Junhong era um pirralho arteiro de dez anos. Ele morava com seu irmão mais velho em um pequeno apartamento perto de Hongdae onde Yongguk trabalhava. Yongguk era o Hyung de Junhong. Os pais dos dois trabalhavam muito como correspondentes internacionais da KBS TV ao redor do mundo. Por muito tempo os dois meninos foram obrigados a seguir os progenitores por todos os lugares em que eles tinham que ficar.

Yongguk era extremamente infeliz com todas essas viagens, que tiravam a atenção de seus pais dele e do irmão, e também das constantes mudanças de rotina e modo de vida a cada nova cultura que tinham que se acostumar. Por muito tempo ele se isolou dentro da própria mente passando a ignorar os pais como eles o ignoravam. Somente quando Junhong nasceu foi que Yongguk encontrou alguma razão para tentar fazer parte da família.

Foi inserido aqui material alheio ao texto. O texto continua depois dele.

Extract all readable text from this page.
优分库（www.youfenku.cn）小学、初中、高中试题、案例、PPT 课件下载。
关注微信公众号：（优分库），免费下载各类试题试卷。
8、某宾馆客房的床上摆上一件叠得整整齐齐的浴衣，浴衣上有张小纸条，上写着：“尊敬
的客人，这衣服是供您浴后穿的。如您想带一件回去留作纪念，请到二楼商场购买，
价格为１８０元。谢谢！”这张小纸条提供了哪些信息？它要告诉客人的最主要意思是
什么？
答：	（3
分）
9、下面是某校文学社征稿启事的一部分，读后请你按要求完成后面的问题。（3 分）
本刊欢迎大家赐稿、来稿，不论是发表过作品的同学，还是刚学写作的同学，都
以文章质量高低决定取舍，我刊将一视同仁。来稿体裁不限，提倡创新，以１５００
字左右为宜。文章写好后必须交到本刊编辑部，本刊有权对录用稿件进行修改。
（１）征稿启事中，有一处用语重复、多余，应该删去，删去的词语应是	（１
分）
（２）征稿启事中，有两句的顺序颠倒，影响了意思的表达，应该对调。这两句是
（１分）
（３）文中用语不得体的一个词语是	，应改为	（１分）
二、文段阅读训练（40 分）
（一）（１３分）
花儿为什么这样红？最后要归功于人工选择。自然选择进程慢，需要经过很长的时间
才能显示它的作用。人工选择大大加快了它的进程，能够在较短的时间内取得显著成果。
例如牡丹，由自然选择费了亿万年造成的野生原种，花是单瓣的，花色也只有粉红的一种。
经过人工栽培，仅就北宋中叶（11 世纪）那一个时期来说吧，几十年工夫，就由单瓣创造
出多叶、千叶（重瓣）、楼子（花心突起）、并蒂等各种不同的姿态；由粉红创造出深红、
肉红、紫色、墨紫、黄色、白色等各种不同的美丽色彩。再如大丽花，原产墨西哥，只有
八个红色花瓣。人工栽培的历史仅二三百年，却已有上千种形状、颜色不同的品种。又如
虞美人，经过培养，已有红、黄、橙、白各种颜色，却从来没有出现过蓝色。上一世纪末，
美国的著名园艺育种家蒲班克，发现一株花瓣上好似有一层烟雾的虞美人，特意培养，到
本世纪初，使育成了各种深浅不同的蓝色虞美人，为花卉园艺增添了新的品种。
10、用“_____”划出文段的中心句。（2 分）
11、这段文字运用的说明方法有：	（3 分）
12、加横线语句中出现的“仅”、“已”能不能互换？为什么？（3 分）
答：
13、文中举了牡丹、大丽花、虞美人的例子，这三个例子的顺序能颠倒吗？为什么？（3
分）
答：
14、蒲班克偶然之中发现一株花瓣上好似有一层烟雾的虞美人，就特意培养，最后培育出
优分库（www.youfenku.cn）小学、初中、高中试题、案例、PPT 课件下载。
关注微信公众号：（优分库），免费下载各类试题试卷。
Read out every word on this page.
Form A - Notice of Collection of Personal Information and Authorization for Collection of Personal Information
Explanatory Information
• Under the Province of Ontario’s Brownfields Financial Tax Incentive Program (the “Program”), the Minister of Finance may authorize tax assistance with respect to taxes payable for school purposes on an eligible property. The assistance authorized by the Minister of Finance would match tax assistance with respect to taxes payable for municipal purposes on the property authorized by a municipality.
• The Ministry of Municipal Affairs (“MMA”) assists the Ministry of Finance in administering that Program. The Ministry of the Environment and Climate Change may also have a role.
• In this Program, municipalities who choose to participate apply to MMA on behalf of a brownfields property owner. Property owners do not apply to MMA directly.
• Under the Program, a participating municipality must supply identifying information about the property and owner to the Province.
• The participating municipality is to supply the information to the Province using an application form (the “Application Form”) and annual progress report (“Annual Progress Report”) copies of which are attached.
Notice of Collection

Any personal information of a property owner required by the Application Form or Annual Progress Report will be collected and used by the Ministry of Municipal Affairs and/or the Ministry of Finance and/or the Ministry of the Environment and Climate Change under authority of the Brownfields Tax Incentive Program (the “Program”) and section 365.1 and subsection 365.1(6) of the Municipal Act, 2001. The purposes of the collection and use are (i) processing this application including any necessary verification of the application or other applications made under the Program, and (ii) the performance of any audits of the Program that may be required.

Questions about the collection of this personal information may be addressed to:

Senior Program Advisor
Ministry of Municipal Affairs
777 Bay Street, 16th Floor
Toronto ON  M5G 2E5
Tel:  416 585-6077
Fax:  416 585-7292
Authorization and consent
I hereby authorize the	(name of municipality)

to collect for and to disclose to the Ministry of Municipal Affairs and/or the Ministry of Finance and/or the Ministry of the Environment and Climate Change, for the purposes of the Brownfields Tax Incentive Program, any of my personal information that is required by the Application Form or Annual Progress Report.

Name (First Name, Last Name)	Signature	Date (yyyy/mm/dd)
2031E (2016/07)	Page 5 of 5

Os primeiros anos foram mágicos para a família Bang. De volta a Seul, Yongguk sorria e cantava pela casa junto com a mãe enquanto via Junhong aprender os primeiros passos. Mesmo com dez anos, ele era muito responsável. Aprendeu a fazer mamadeira, trocar fraudas e a mexer no fogão apenas para ajudar a mãe na tarefa de cuidar do bebê. O pai os levava constantemente a passeios no parque e contava histórias para Yongguk dormir. Os dois se divertiam jogando videogame com Junhong no andador fazendo barulhos engraçados para a televisão, fascinado com as cores e os sons que saiam do aparelho.

Até que toda a felicidade findou.

Junhong completou um ano e o pai dos dois garotos teve a proposta de se mudar para a China. A família seguiu o patriarca e logo a mãe conseguiu um trabalho ao lado do marido. Yongguk e o irmão eram deixados com babás e muitas vezes foram esquecidos sozinhos quando os pais tinham que sair apressados para uma reunião ou cobertura urgente.

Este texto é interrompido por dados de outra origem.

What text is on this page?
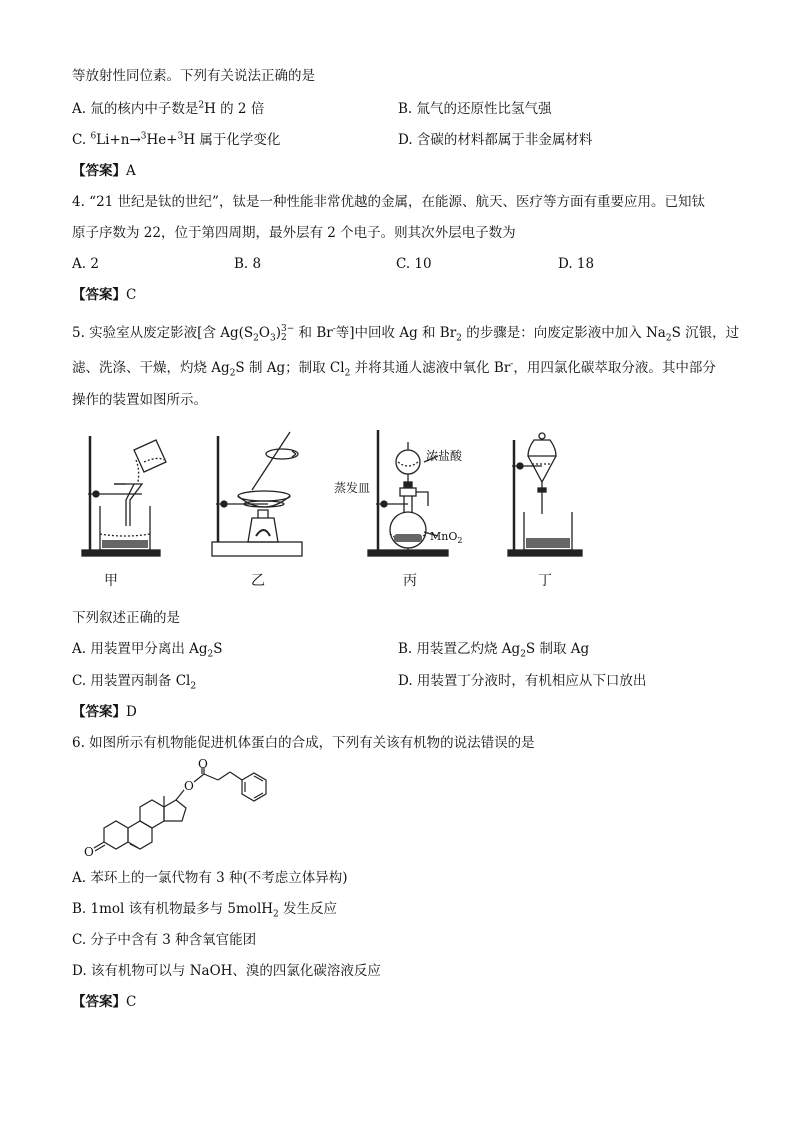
等放射性同位素。下列有关说法正确的是
A. 氚的核内中子数是$^2$H 的 2 倍	B. 氚气的还原性比氢气强
C. $^6$Li+n→$^3$He+$^3$H 属于化学变化	D. 含碳的材料都属于非金属材料
【答案】A
4. “21 世纪是钛的世纪”，钛是一种性能非常优越的金属，在能源、航天、医疗等方面有重要应用。已知钛
原子序数为 22，位于第四周期，最外层有 2 个电子。则其次外层电子数为
A. 2	B. 8	C. 10	D. 18
【答案】C
5. 实验室从废定影液[含 $Ag(S_2O_3)$ 3−
2 和 Br-等]中回收 Ag 和 $Br_2$ 的步骤是：向废定影液中加入 $Na_2S$ 沉银，过
滤、洗涤、干燥，灼烧 $Ag_2S$ 制 Ag；制取 $Cl_2$ 并将其通人滤液中氧化 Br-，用四氯化碳萃取分液。其中部分
操作的装置如图所示。
蒸发皿
浓盐酸
MnO$_2$
甲	乙	丙	丁
下列叙述正确的是
A. 用装置甲分离出 $Ag_2S$	B. 用装置乙灼烧 $Ag_2S$ 制取 Ag
C. 用装置丙制备 $Cl_2$	D. 用装置丁分液时，有机相应从下口放出
【答案】D
6. 如图所示有机物能促进机体蛋白的合成，下列有关该有机物的说法错误的是
O
O
O
A. 苯环上的一氯代物有 3 种(不考虑立体异构)
B. 1mol 该有机物最多与 5molH$_2$ 发生反应
C. 分子中含有 3 种含氧官能团
D. 该有机物可以与 NaOH、溴的四氯化碳溶液反应
【答案】C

Nós dez anos que se seguiram Yongguk aguentou tudo calado. Cuidou do irmão com todo o amor que possuía. Junhong se tornou extremamente apegado e dependente do mais velho emocionalmente, já que os pais nunca estavam presentes para nada. Nunca foram na escola no dia dos pais quando estavam na Inglaterra, ou quando recitou um poema no dia da independência nos estados unidos, ou quando apresentou uma música em linguagem de sinais com sua turma na escola japonesa. Em todos esses momentos era seu Hyung que estava ali, aplaudindo e lhe dando a força que precisava.

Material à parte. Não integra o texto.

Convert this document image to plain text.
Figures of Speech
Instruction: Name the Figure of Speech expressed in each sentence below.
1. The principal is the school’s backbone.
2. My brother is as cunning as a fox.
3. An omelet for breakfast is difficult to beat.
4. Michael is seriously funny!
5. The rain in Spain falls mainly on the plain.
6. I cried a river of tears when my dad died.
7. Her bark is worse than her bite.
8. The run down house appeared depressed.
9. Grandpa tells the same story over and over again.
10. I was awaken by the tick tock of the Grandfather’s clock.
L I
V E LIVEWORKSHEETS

Quando Yongguk completou vinte anos seus pais decidiram o enviar a Coreia para que ele fizesse um cursinho e prestasse os vestibulares. Diante da imposição dos pais o rapaz foi firme, não iria sem levar o caçula junto. Muito contrariados o casal permitiu, afinal, não faria muita diferença Junhong com eles ou não.

Sozinhos, os dois irmãos se instalaram no pequeno apartamento que os pais alugaram, felizes por estar finalmente livres do falso paternalismo de seus progenitores.

— Hyung, agora a gente vai ficar bem, não é?

Yongguk sorriu para o pequeno e bagunçou seus cabelos com uma caricia afável.

— Yah Zelo, vamos ficar bem. – O menino riu e passou a ajudar o irmão a desfazer as bagagens.

A adaptação foi um pouco mais difícil para o caçula, mas rapidamente ele já estava feliz na escola e fazendo amigos com rapidez. Junhong sempre foi muito sociável, ao contrário do irmão que se limitava a seu pequeno caderno de anotações e cuidar do caçula.

O Bang mais novo estava sentado no sofá sentindo-se impaciente. Já era a quinta vez que colocava Rei Leão 2 na televisão enquanto esperava seu Hyung voltar do trabalho. Ele já havia comido o que Guk-Hyung havia deixado em cima da mesa para ele comer quando chegasse da escola, deixado a roupa suja no cesto e feito algumas tarefas.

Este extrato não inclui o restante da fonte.